Minimize ‘respondent’ burden 

Fortunately, if you’ve named and clarified purpose, are centering your respondents, and are working toward clear, easy to answer questions, you’re already well on your way to minimizing burden on those you’re asking questions of. But it’s worth giving this bit of guidance a little more attention too. 

In survey design, we consider the cognitive load of individual questions or an entire survey tool, and aim to make the survey response experience as engaging as possible. We make sure we don’t already have the information we seek (and we’re asking just to confirm something we already know), or that it isn’t already available elsewhere. These are very reasonable things to think about in any other inquiry scenario. How much are we really asking of people? How long will it take? How can we shift to more respectful, or reciprocal work, rather than purely extractive? 

Whether a survey or any other scenario where we are asking questions and expecting answers that are useful in return, we can and should compensate people for their time and wisdom. We can also ensure that ownership of the information stays with those who shared it in the first place by sharing data back and supporting use of that information for those who engaged with us (in the ways they determine and desire, not the ways we might impose). 

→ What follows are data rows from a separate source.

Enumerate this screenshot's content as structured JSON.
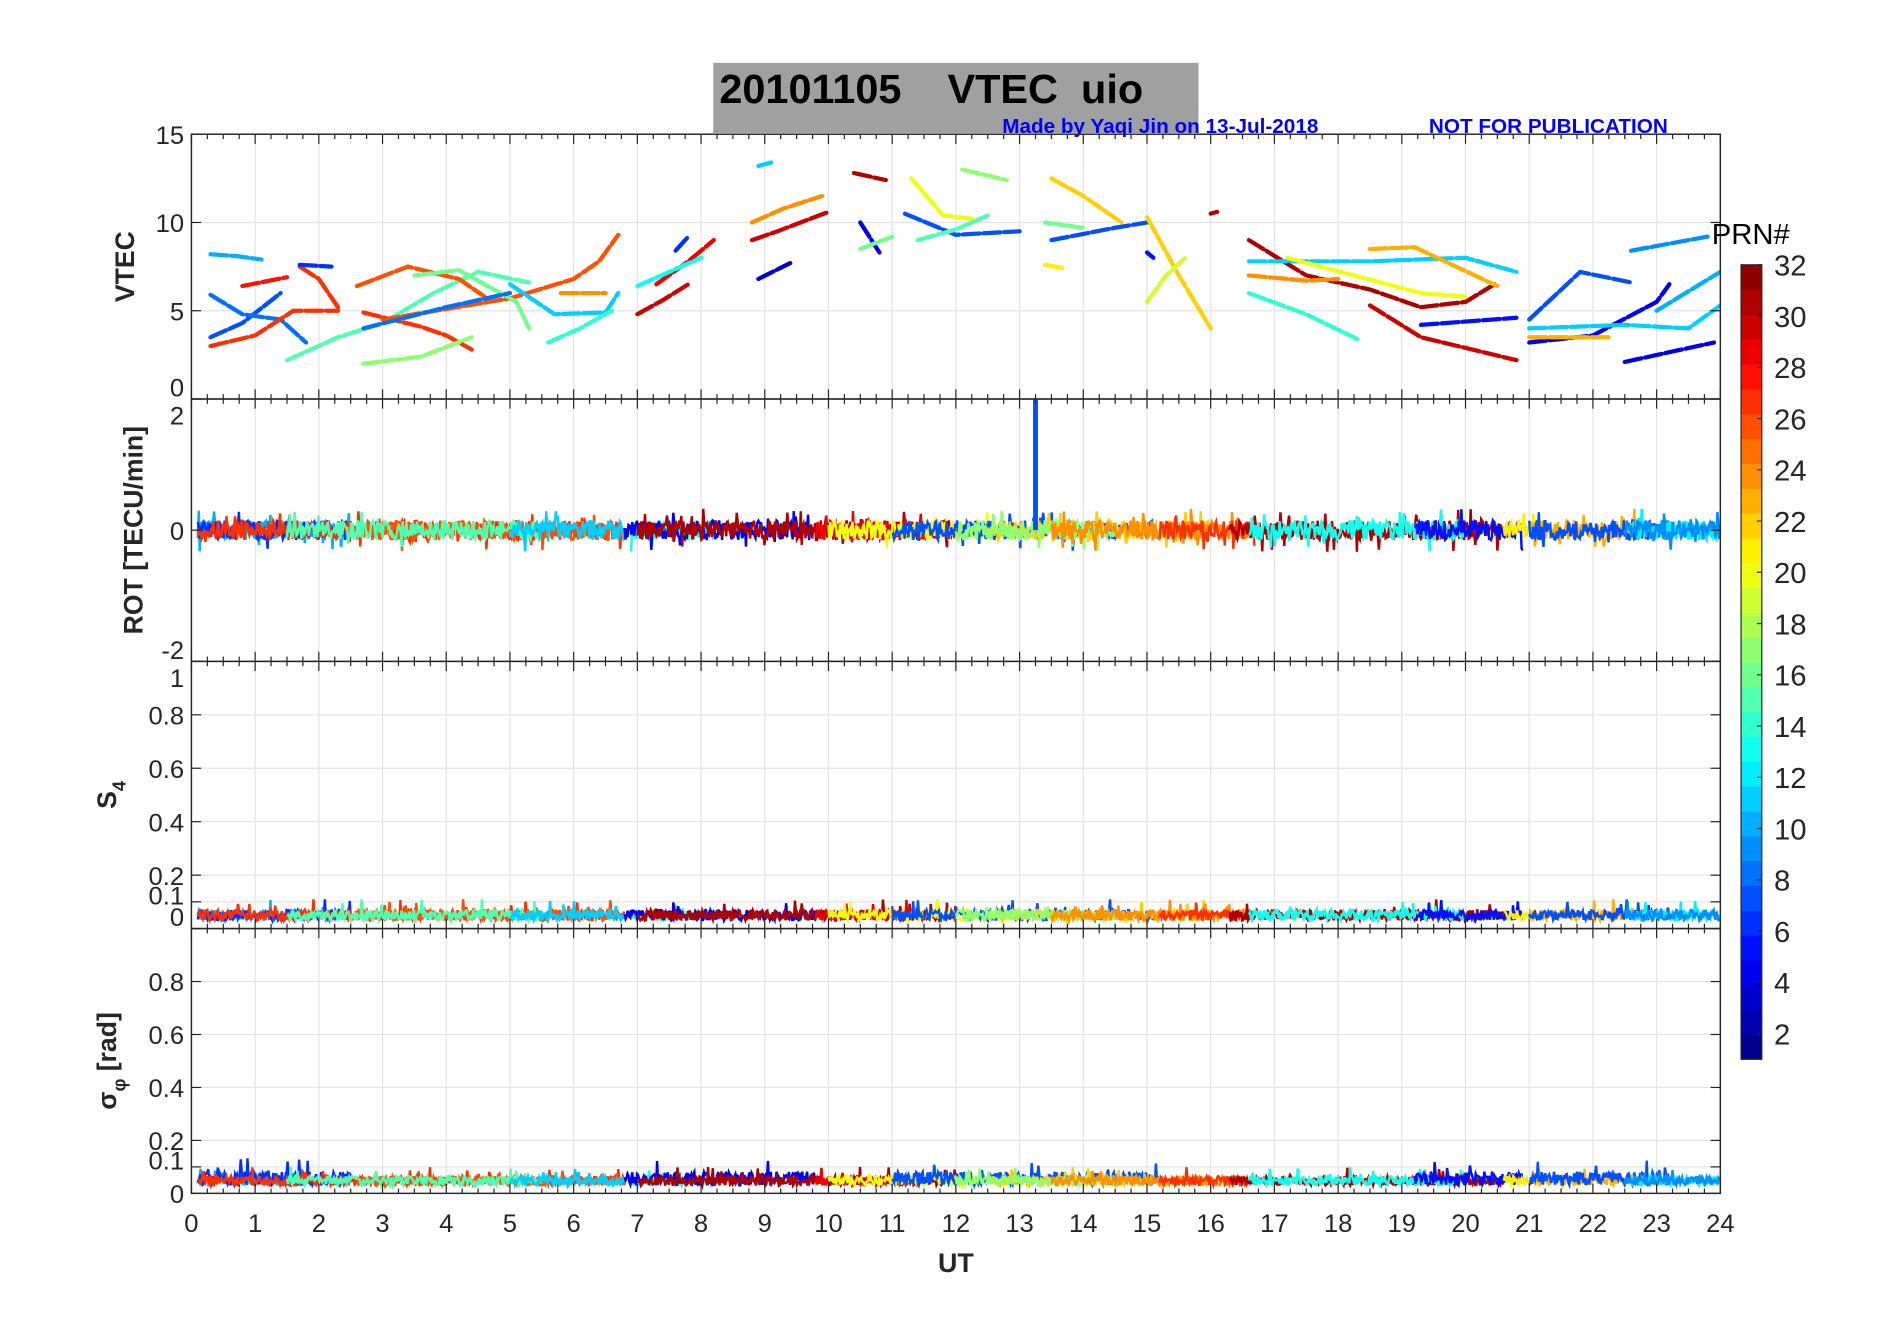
{
  "chart_data": {
    "type": "line",
    "title": "20101105    VTEC  uio",
    "credit": "Made by Yaqi Jin on 13-Jul-2018",
    "notice": "NOT FOR PUBLICATION",
    "xlabel": "UT",
    "xlim": [
      0,
      24
    ],
    "xticks": [
      "0",
      "1",
      "2",
      "3",
      "4",
      "5",
      "6",
      "7",
      "8",
      "9",
      "10",
      "11",
      "12",
      "13",
      "14",
      "15",
      "16",
      "17",
      "18",
      "19",
      "20",
      "21",
      "22",
      "23",
      "24"
    ],
    "grid": true,
    "colorbar": {
      "label": "PRN#",
      "range": [
        1,
        32
      ],
      "ticks": [
        "2",
        "4",
        "6",
        "8",
        "10",
        "12",
        "14",
        "16",
        "18",
        "20",
        "22",
        "24",
        "26",
        "28",
        "30",
        "32"
      ],
      "colormap": "jet"
    },
    "panels": [
      {
        "id": "vtec",
        "ylabel": "VTEC",
        "ylim": [
          0,
          15
        ],
        "ticks": [
          0,
          5,
          10,
          15
        ],
        "tick_labels": [
          "0",
          "5",
          "10",
          "15"
        ]
      },
      {
        "id": "rot",
        "ylabel": "ROT [TECU/min]",
        "ylim": [
          -2,
          2
        ],
        "ticks": [
          -2,
          0,
          2
        ],
        "tick_labels": [
          "-2",
          "0",
          "2"
        ]
      },
      {
        "id": "s4",
        "ylabel": "S",
        "ylabel_sub": "4",
        "ylim": [
          0,
          1
        ],
        "ticks": [
          0,
          0.1,
          0.2,
          0.4,
          0.6,
          0.8,
          1
        ],
        "tick_labels": [
          "0",
          "0.1",
          "0.2",
          "0.4",
          "0.6",
          "0.8",
          "1"
        ]
      },
      {
        "id": "sigma",
        "ylabel": "σ",
        "ylabel_sub": "φ",
        "ylabel_suffix": "[rad]",
        "ylim": [
          0,
          1
        ],
        "ticks": [
          0,
          0.1,
          0.2,
          0.4,
          0.6,
          0.8,
          1
        ],
        "tick_labels": [
          "0",
          "0.1",
          "0.2",
          "0.4",
          "0.6",
          "0.8",
          ""
        ]
      }
    ],
    "vtec_arcs": [
      {
        "prn": 10,
        "points": [
          [
            0.3,
            8.2
          ],
          [
            0.7,
            8.1
          ],
          [
            1.1,
            7.9
          ]
        ]
      },
      {
        "prn": 7,
        "points": [
          [
            0.3,
            3.5
          ],
          [
            0.8,
            4.3
          ],
          [
            1.4,
            6.0
          ]
        ]
      },
      {
        "prn": 8,
        "points": [
          [
            0.3,
            5.9
          ],
          [
            0.8,
            4.8
          ],
          [
            1.4,
            4.5
          ],
          [
            1.8,
            3.2
          ]
        ]
      },
      {
        "prn": 27,
        "points": [
          [
            0.3,
            3.0
          ],
          [
            1.0,
            3.6
          ],
          [
            1.6,
            5.0
          ],
          [
            2.3,
            5.0
          ]
        ]
      },
      {
        "prn": 28,
        "points": [
          [
            0.8,
            6.4
          ],
          [
            1.5,
            6.9
          ]
        ]
      },
      {
        "prn": 27,
        "points": [
          [
            1.7,
            7.5
          ],
          [
            2.0,
            6.8
          ],
          [
            2.3,
            5.2
          ]
        ]
      },
      {
        "prn": 6,
        "points": [
          [
            1.7,
            7.6
          ],
          [
            2.2,
            7.5
          ]
        ]
      },
      {
        "prn": 15,
        "points": [
          [
            1.5,
            2.2
          ],
          [
            2.3,
            3.5
          ],
          [
            3.0,
            4.3
          ],
          [
            3.8,
            6.0
          ],
          [
            4.5,
            7.2
          ],
          [
            5.3,
            6.6
          ]
        ]
      },
      {
        "prn": 26,
        "points": [
          [
            2.6,
            6.4
          ],
          [
            3.4,
            7.5
          ],
          [
            4.2,
            6.8
          ],
          [
            4.6,
            5.8
          ]
        ]
      },
      {
        "prn": 27,
        "points": [
          [
            2.7,
            4.9
          ],
          [
            3.6,
            4.1
          ],
          [
            4.0,
            3.6
          ],
          [
            4.4,
            2.8
          ]
        ]
      },
      {
        "prn": 26,
        "points": [
          [
            3.0,
            4.5
          ],
          [
            5.0,
            5.7
          ],
          [
            6.0,
            6.8
          ],
          [
            6.4,
            7.8
          ],
          [
            6.7,
            9.3
          ]
        ]
      },
      {
        "prn": 17,
        "points": [
          [
            2.7,
            2.0
          ],
          [
            3.6,
            2.4
          ],
          [
            4.4,
            3.5
          ]
        ]
      },
      {
        "prn": 16,
        "points": [
          [
            3.5,
            7.0
          ],
          [
            4.2,
            7.3
          ],
          [
            5.1,
            5.5
          ],
          [
            5.3,
            4.0
          ]
        ]
      },
      {
        "prn": 11,
        "points": [
          [
            5.0,
            6.5
          ],
          [
            5.7,
            4.8
          ],
          [
            6.5,
            4.9
          ],
          [
            6.7,
            6.0
          ]
        ]
      },
      {
        "prn": 14,
        "points": [
          [
            5.6,
            3.2
          ],
          [
            6.1,
            4.0
          ],
          [
            6.6,
            5.0
          ]
        ]
      },
      {
        "prn": 8,
        "points": [
          [
            2.7,
            4.0
          ],
          [
            4.0,
            5.2
          ],
          [
            5.0,
            6.0
          ]
        ]
      },
      {
        "prn": 24,
        "points": [
          [
            5.8,
            6.0
          ],
          [
            6.5,
            6.0
          ]
        ]
      },
      {
        "prn": 29,
        "points": [
          [
            7.3,
            6.5
          ],
          [
            7.8,
            7.8
          ],
          [
            8.2,
            9.0
          ]
        ]
      },
      {
        "prn": 30,
        "points": [
          [
            7.0,
            4.8
          ],
          [
            7.4,
            5.6
          ],
          [
            7.8,
            6.5
          ]
        ]
      },
      {
        "prn": 13,
        "points": [
          [
            7.0,
            6.4
          ],
          [
            7.5,
            7.2
          ],
          [
            8.0,
            8.0
          ]
        ]
      },
      {
        "prn": 6,
        "points": [
          [
            7.6,
            8.4
          ],
          [
            7.8,
            9.2
          ]
        ]
      },
      {
        "prn": 24,
        "points": [
          [
            8.8,
            10.0
          ],
          [
            9.3,
            10.8
          ],
          [
            9.9,
            11.5
          ]
        ]
      },
      {
        "prn": 30,
        "points": [
          [
            8.8,
            9.0
          ],
          [
            9.2,
            9.5
          ],
          [
            10.0,
            10.6
          ]
        ]
      },
      {
        "prn": 11,
        "points": [
          [
            8.9,
            13.2
          ],
          [
            9.1,
            13.4
          ]
        ]
      },
      {
        "prn": 3,
        "points": [
          [
            8.9,
            6.8
          ],
          [
            9.4,
            7.7
          ]
        ]
      },
      {
        "prn": 31,
        "points": [
          [
            10.4,
            12.8
          ],
          [
            10.9,
            12.4
          ]
        ]
      },
      {
        "prn": 4,
        "points": [
          [
            10.5,
            10.0
          ],
          [
            10.8,
            8.3
          ]
        ]
      },
      {
        "prn": 16,
        "points": [
          [
            10.5,
            8.5
          ],
          [
            11.0,
            9.2
          ]
        ]
      },
      {
        "prn": 20,
        "points": [
          [
            11.3,
            12.5
          ],
          [
            11.8,
            10.4
          ],
          [
            12.3,
            10.2
          ]
        ]
      },
      {
        "prn": 7,
        "points": [
          [
            11.2,
            10.5
          ],
          [
            12.0,
            9.3
          ],
          [
            13.0,
            9.5
          ]
        ]
      },
      {
        "prn": 17,
        "points": [
          [
            12.1,
            13.0
          ],
          [
            12.8,
            12.4
          ]
        ]
      },
      {
        "prn": 15,
        "points": [
          [
            11.4,
            9.0
          ],
          [
            12.0,
            9.6
          ],
          [
            12.5,
            10.4
          ]
        ]
      },
      {
        "prn": 22,
        "points": [
          [
            13.5,
            12.5
          ],
          [
            14.0,
            11.5
          ],
          [
            14.6,
            10.0
          ]
        ]
      },
      {
        "prn": 7,
        "points": [
          [
            13.5,
            9.0
          ],
          [
            14.5,
            9.7
          ],
          [
            15.0,
            10.0
          ]
        ]
      },
      {
        "prn": 16,
        "points": [
          [
            13.4,
            10.0
          ],
          [
            14.0,
            9.7
          ]
        ]
      },
      {
        "prn": 21,
        "points": [
          [
            13.4,
            7.6
          ],
          [
            13.7,
            7.4
          ]
        ]
      },
      {
        "prn": 22,
        "points": [
          [
            15.0,
            10.3
          ],
          [
            15.5,
            7.0
          ],
          [
            16.0,
            4.0
          ]
        ]
      },
      {
        "prn": 19,
        "points": [
          [
            15.0,
            5.5
          ],
          [
            15.3,
            7.0
          ],
          [
            15.6,
            8.0
          ]
        ]
      },
      {
        "prn": 5,
        "points": [
          [
            15.0,
            8.3
          ],
          [
            15.1,
            8.0
          ]
        ]
      },
      {
        "prn": 31,
        "points": [
          [
            16.0,
            10.5
          ],
          [
            16.1,
            10.6
          ]
        ]
      },
      {
        "prn": 31,
        "points": [
          [
            16.6,
            9.0
          ],
          [
            17.5,
            7.0
          ],
          [
            18.5,
            6.2
          ],
          [
            19.3,
            5.2
          ],
          [
            20.0,
            5.5
          ],
          [
            20.5,
            6.6
          ]
        ]
      },
      {
        "prn": 14,
        "points": [
          [
            16.6,
            6.0
          ],
          [
            17.5,
            4.8
          ],
          [
            18.3,
            3.4
          ]
        ]
      },
      {
        "prn": 11,
        "points": [
          [
            16.6,
            7.8
          ],
          [
            18.5,
            7.8
          ],
          [
            20.0,
            8.0
          ],
          [
            20.8,
            7.2
          ]
        ]
      },
      {
        "prn": 23,
        "points": [
          [
            18.5,
            8.5
          ],
          [
            19.2,
            8.6
          ],
          [
            20.5,
            6.4
          ]
        ]
      },
      {
        "prn": 20,
        "points": [
          [
            17.2,
            8.0
          ],
          [
            19.3,
            6.0
          ],
          [
            20.0,
            5.8
          ]
        ]
      },
      {
        "prn": 30,
        "points": [
          [
            18.5,
            5.3
          ],
          [
            19.3,
            3.5
          ],
          [
            20.8,
            2.2
          ]
        ]
      },
      {
        "prn": 5,
        "points": [
          [
            19.3,
            4.2
          ],
          [
            20.8,
            4.6
          ]
        ]
      },
      {
        "prn": 24,
        "points": [
          [
            16.6,
            7.0
          ],
          [
            17.5,
            6.7
          ],
          [
            18.0,
            6.8
          ]
        ]
      },
      {
        "prn": 4,
        "points": [
          [
            21.0,
            3.2
          ],
          [
            22.0,
            3.6
          ],
          [
            23.0,
            5.5
          ],
          [
            23.2,
            6.5
          ]
        ]
      },
      {
        "prn": 7,
        "points": [
          [
            21.0,
            4.5
          ],
          [
            21.8,
            7.2
          ],
          [
            22.6,
            6.6
          ]
        ]
      },
      {
        "prn": 9,
        "points": [
          [
            22.6,
            8.4
          ],
          [
            23.8,
            9.2
          ]
        ]
      },
      {
        "prn": 4,
        "points": [
          [
            22.5,
            2.1
          ],
          [
            23.9,
            3.2
          ]
        ]
      },
      {
        "prn": 11,
        "points": [
          [
            21.0,
            4.0
          ],
          [
            22.5,
            4.2
          ],
          [
            23.5,
            4.0
          ],
          [
            24.0,
            5.3
          ]
        ]
      },
      {
        "prn": 10,
        "points": [
          [
            23.0,
            5.0
          ],
          [
            24.0,
            7.2
          ]
        ]
      },
      {
        "prn": 23,
        "points": [
          [
            21.0,
            3.5
          ],
          [
            22.3,
            3.5
          ]
        ]
      }
    ],
    "passes": [
      {
        "prn": 10,
        "t": [
          0.1,
          2.5
        ]
      },
      {
        "prn": 6,
        "t": [
          0.1,
          2.5
        ]
      },
      {
        "prn": 27,
        "t": [
          0.1,
          6.8
        ]
      },
      {
        "prn": 26,
        "t": [
          2.6,
          6.8
        ]
      },
      {
        "prn": 15,
        "t": [
          1.5,
          5.5
        ]
      },
      {
        "prn": 11,
        "t": [
          5.0,
          6.8
        ]
      },
      {
        "prn": 13,
        "t": [
          6.9,
          8.2
        ]
      },
      {
        "prn": 4,
        "t": [
          6.8,
          9.8
        ]
      },
      {
        "prn": 31,
        "t": [
          7.0,
          12.0
        ]
      },
      {
        "prn": 29,
        "t": [
          9.8,
          11.5
        ]
      },
      {
        "prn": 20,
        "t": [
          10.0,
          13.0
        ]
      },
      {
        "prn": 7,
        "t": [
          11.0,
          15.2
        ]
      },
      {
        "prn": 22,
        "t": [
          12.5,
          16.0
        ]
      },
      {
        "prn": 17,
        "t": [
          12.0,
          14.5
        ]
      },
      {
        "prn": 24,
        "t": [
          13.5,
          16.6
        ]
      },
      {
        "prn": 27,
        "t": [
          15.2,
          16.7
        ]
      },
      {
        "prn": 31,
        "t": [
          16.3,
          20.6
        ]
      },
      {
        "prn": 13,
        "t": [
          16.6,
          20.0
        ]
      },
      {
        "prn": 5,
        "t": [
          19.2,
          20.9
        ]
      },
      {
        "prn": 21,
        "t": [
          20.6,
          21.2
        ]
      },
      {
        "prn": 23,
        "t": [
          21.0,
          22.8
        ]
      },
      {
        "prn": 7,
        "t": [
          21.0,
          23.2
        ]
      },
      {
        "prn": 12,
        "t": [
          22.6,
          24.0
        ]
      },
      {
        "prn": 9,
        "t": [
          22.5,
          24.0
        ]
      }
    ],
    "rot_spike": {
      "prn": 7,
      "t": 13.25,
      "value": 2
    },
    "noise_levels": {
      "rot": 0.3,
      "s4": 0.04,
      "sigma": 0.035
    }
  }
}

There is no “right” way to ask any given question 

You might notice that I’m not offering or promising a formula here. There is no “right” way to ask any given question, exactly. Because the language we need, the approach we take, the answer options that we offer (when appropriate), always depends on the context that we and our respondents, or participants or co-conspirators sit in.

In future posts I hope to continue this conversation, bridging more survey design advice to other scenarios and sharing more examples.